В общем, к большому расстройству моего начальства, моё чувство самосохранения написало заявление об уходе и вытащило остатки моих мощей на волю. А оказавшись на воле, мне предстояло выбрать себе новую кабалу.

Как я уже упоминал, какую конкретно работёнку себе сыскать – я не знал. Согласно же приданию, довольно трудно найти чёрной ночью чёрную блошку в анусе крупного чёрного негра, особенно если её там нет. Или если проктолог – убежденный расист и не хочет выполнять возложенную на него миссию. Или если темнокожий господин сам сопротивляется, не желая, чтоб всякие проктологи-расисты вторгались в его внутренний мир столь грубым бесцеремонным способом.

Да, что это я всё про задницу-то… и что бы, интересно, на сей предмет старик Фрейд сказал? А хотя, ну и его в ….

Внутренняя неуверенность, отсутствие убеждённости и четко поставленных целей, преследовали меня с детства. Мой интеллигентный отец, говорил мне об этом следующими словами: «Ты как блин на ветру». А моя несколько менее интеллигентная маман часто произносила иную метафору: «Ты, сына, как дерьмо в проруби». И некоторые совсем уж неинтеллигентные люди выражались примерно следующим образом: «Да ты как ёп… переё… в … на бл…пи…пи пи пи !» В глубине души я, в чём-то был согласен с ними всеми, но мне более импонировало высказывание древнекитайского философа Хуй Ши*: «Твоё сознание подобно мутной Хуанхэ, несущей свои жёлтые воды в загадочный и безбрежный Океан Непознанного».
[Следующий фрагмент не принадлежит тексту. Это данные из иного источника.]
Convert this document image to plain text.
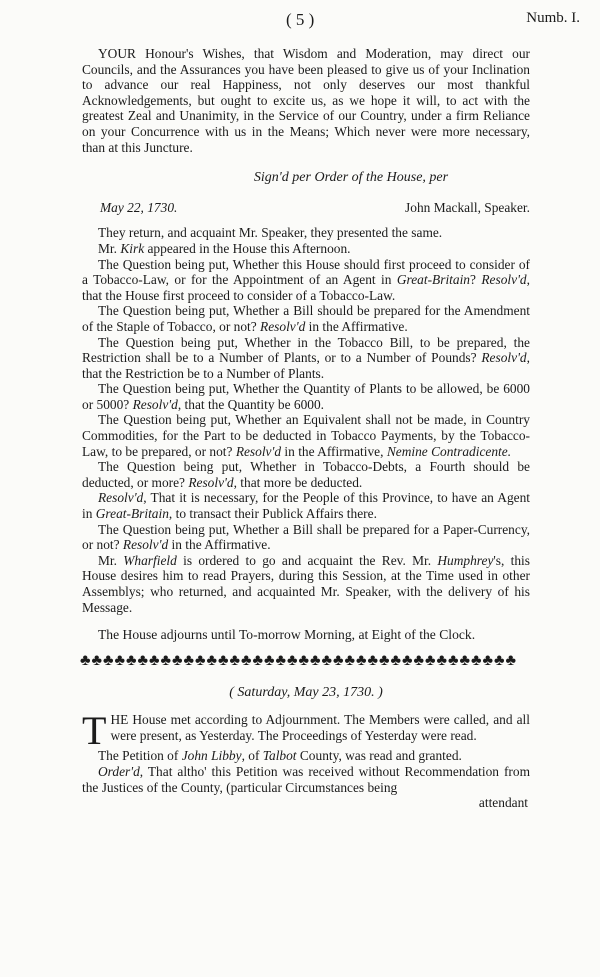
( 5 )	Numb. I.

YOUR Honour's Wishes, that Wisdom and Moderation, may direct our Councils, and the Assurances you have been pleased to give us of your Inclination to advance our real Happiness, not only deserves our most thankful Acknowledgements, but ought to excite us, as we hope it will, to act with the greatest Zeal and Unanimity, in the Service of our Country, under a firm Reliance on your Concurrence with us in the Means; Which never were more necessary, than at this Juncture.

Sign'd per Order of the House, per

May 22, 1730.	John Mackall, Speaker.

They return, and acquaint Mr. Speaker, they presented the same.

Mr. Kirk appeared in the House this Afternoon.

The Question being put, Whether this House should first proceed to consider of a Tobacco-Law, or for the Appointment of an Agent in Great-Britain? Resolv'd, that the House first proceed to consider of a Tobacco-Law.

The Question being put, Whether a Bill should be prepared for the Amendment of the Staple of Tobacco, or not? Resolv'd in the Affirmative.

The Question being put, Whether in the Tobacco Bill, to be prepared, the Restriction shall be to a Number of Plants, or to a Number of Pounds? Resolv'd, that the Restriction be to a Number of Plants.

The Question being put, Whether the Quantity of Plants to be allowed, be 6000 or 5000? Resolv'd, that the Quantity be 6000.

The Question being put, Whether an Equivalent shall not be made, in Country Commodities, for the Part to be deducted in Tobacco Payments, by the Tobacco-Law, to be prepared, or not? Resolv'd in the Affirmative, Nemine Contradicente.

The Question being put, Whether in Tobacco-Debts, a Fourth should be deducted, or more? Resolv'd, that more be deducted.

Resolv'd, That it is necessary, for the People of this Province, to have an Agent in Great-Britain, to transact their Publick Affairs there.

The Question being put, Whether a Bill shall be prepared for a Paper-Currency, or not? Resolv'd in the Affirmative.

Mr. Wharfield is ordered to go and acquaint the Rev. Mr. Humphrey's, this House desires him to read Prayers, during this Session, at the Time used in other Assemblys; who returned, and acquainted Mr. Speaker, with the delivery of his Message.

The House adjourns until To-morrow Morning, at Eight of the Clock.

♣♣♣♣♣♣♣♣♣♣♣♣♣♣♣♣♣♣♣♣♣♣♣♣♣♣♣♣♣♣♣♣♣♣♣♣♣♣

( Saturday, May 23, 1730. )

THE House met according to Adjournment. The Members were called, and all were present, as Yesterday. The Proceedings of Yesterday were read.

The Petition of John Libby, of Talbot County, was read and granted.

Order'd, That altho' this Petition was received without Recommendation from the Justices of the County, (particular Circumstances being

attendant
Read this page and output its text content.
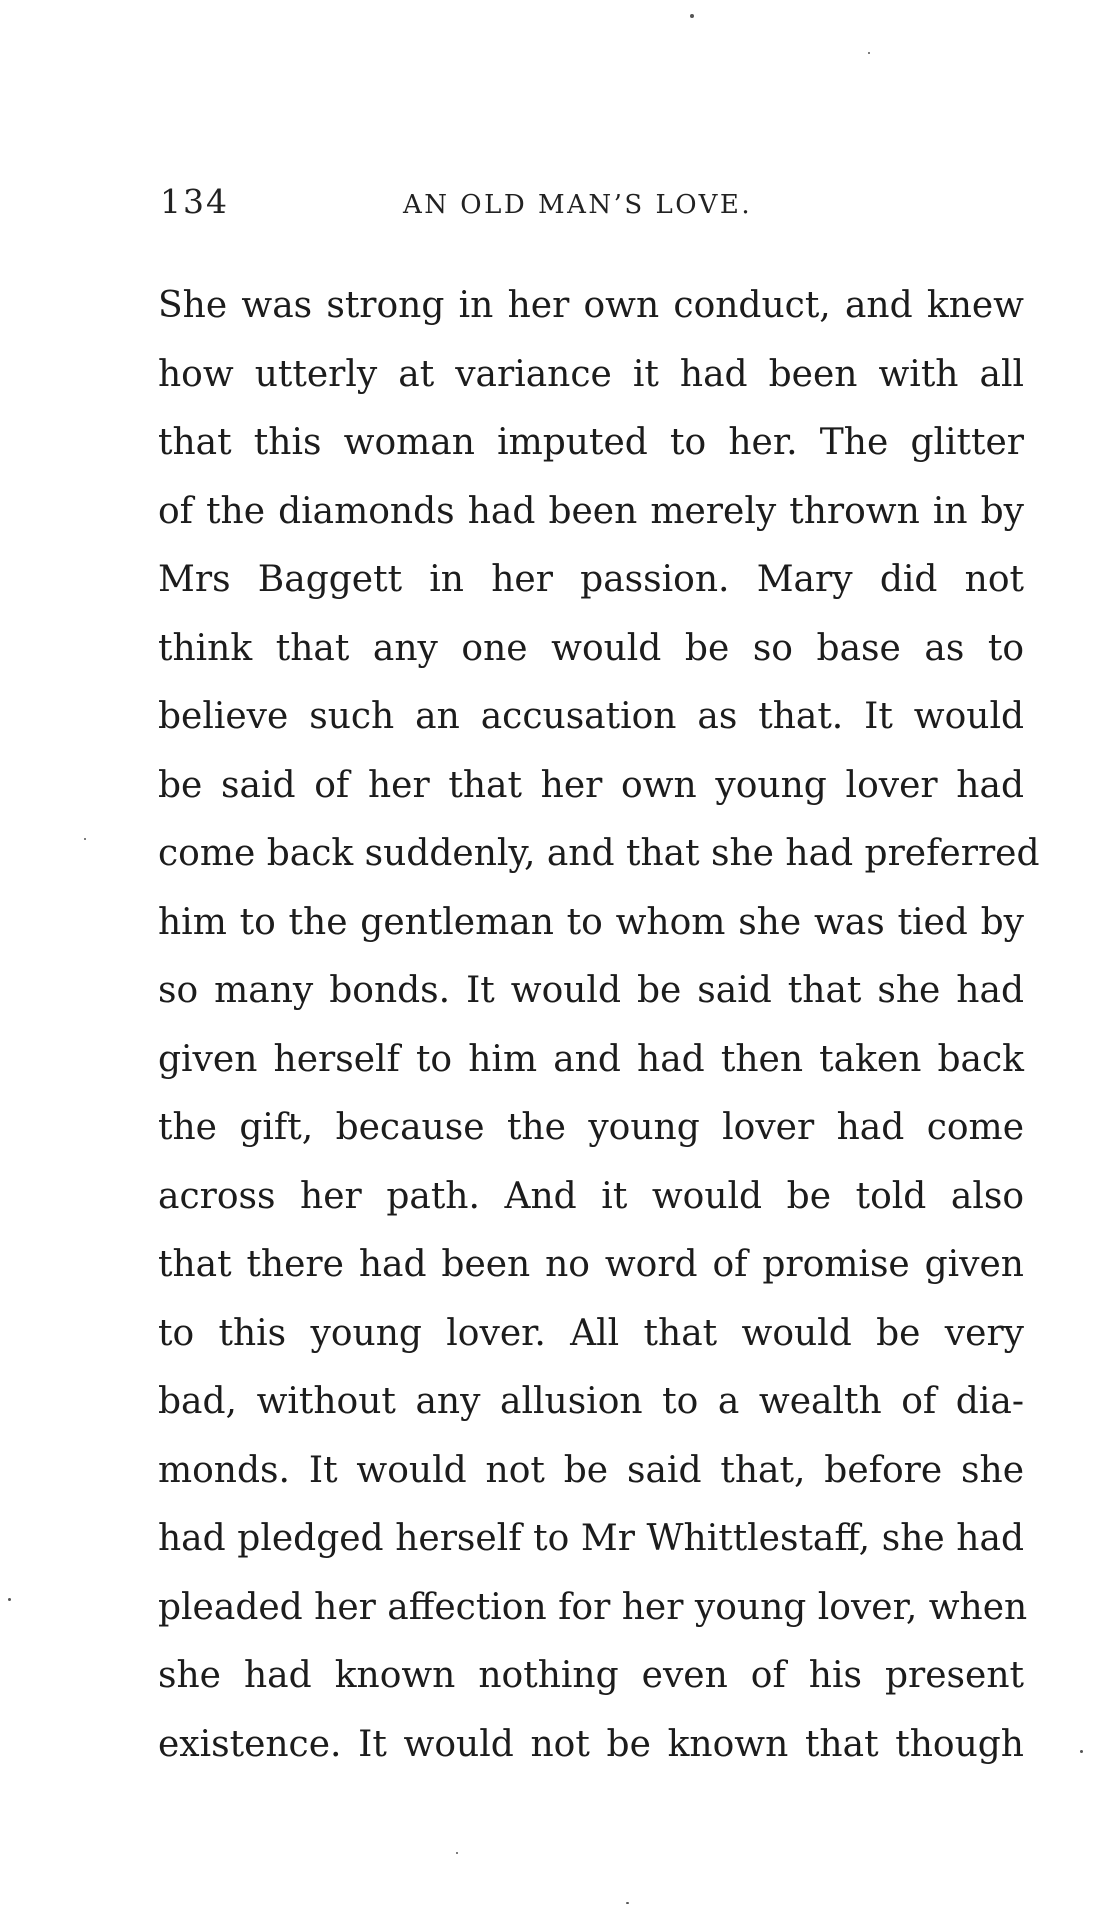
134	AN OLD MAN’S LOVE.
She was strong in her own conduct, and knew
how utterly at variance it had been with all
that this woman imputed to her. The glitter
of the diamonds had been merely thrown in by
Mrs Baggett in her passion. Mary did not
think that any one would be so base as to
believe such an accusation as that. It would
be said of her that her own young lover had
come back suddenly, and that she had preferred
him to the gentleman to whom she was tied by
so many bonds. It would be said that she had
given herself to him and had then taken back
the gift, because the young lover had come
across her path. And it would be told also
that there had been no word of promise given
to this young lover. All that would be very
bad, without any allusion to a wealth of dia-
monds. It would not be said that, before she
had pledged herself to Mr Whittlestaff, she had
pleaded her affection for her young lover, when
she had known nothing even of his present
existence. It would not be known that though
Вообще, с подобной душевной организацией довольно сложно не только найти работу, а даже просто выбрать её по естеству своему. Но, имея дома высокорейтинговую красавицу-жену и двух очаровательных засранцев-дармоедиков, действовать нужно было незамедлительно.

 

Читайте объявления, господа!

Или эффект визуализации

Итак, купив в киоске пачку всем известных газет о работе, я погрузился в увлекательное чтение. Страницы пестрели столь чудными и аппетитными объявлениями, что быстро покрывались продуктами выделения моих слюнных желез, ниспадающими с доверчиво приоткрытых уст. Ланиты мои пылали от трепетного волнения, чело светилось оптимизмом, очи покинули свои орбиты от восторга. Настоящий абориген страны непуганых идиотов. (Здесь я немного вру: художественный, так сказать, вымысел. На самом деле, моя пессимистичная натура просто горько ухмылялась над всей этой газетной хренью.)

Оказывается, не стать миллионером в наши удивительные дни может только ленивый деньгоненавистник.

* – Работа проще валенка, 2000 $.

* – Приходи к нам и заработай квартиру за год!

* – Активным оптимистам. 3000 $.

* – Девам, ракам и другим знакам. От 2800 $.

* – Возьму в бизнес овна.

* – Молодая, очаровательная бизнес-леди ищет помощника, от 3500 $.

* – Деловым и общительным. От 3200 $.

* – Знаешь, как заработать от 5000 $? Приходи, расскажи – поможем!

Список можно продолжать ещё долго, хотя, думаю, и так понятно, насколько увлекательным может быть чтиво подобного жанра.

Недолго поморщившись, я выбрал, на мой неискушенный взгляд, вполне симпатичное, относительно скромное объявленьице:

* – Требуются 7 сотрудников в офис. От 27 лет, прописка М, МО. Без торговли, работать научу. 1200 у.е.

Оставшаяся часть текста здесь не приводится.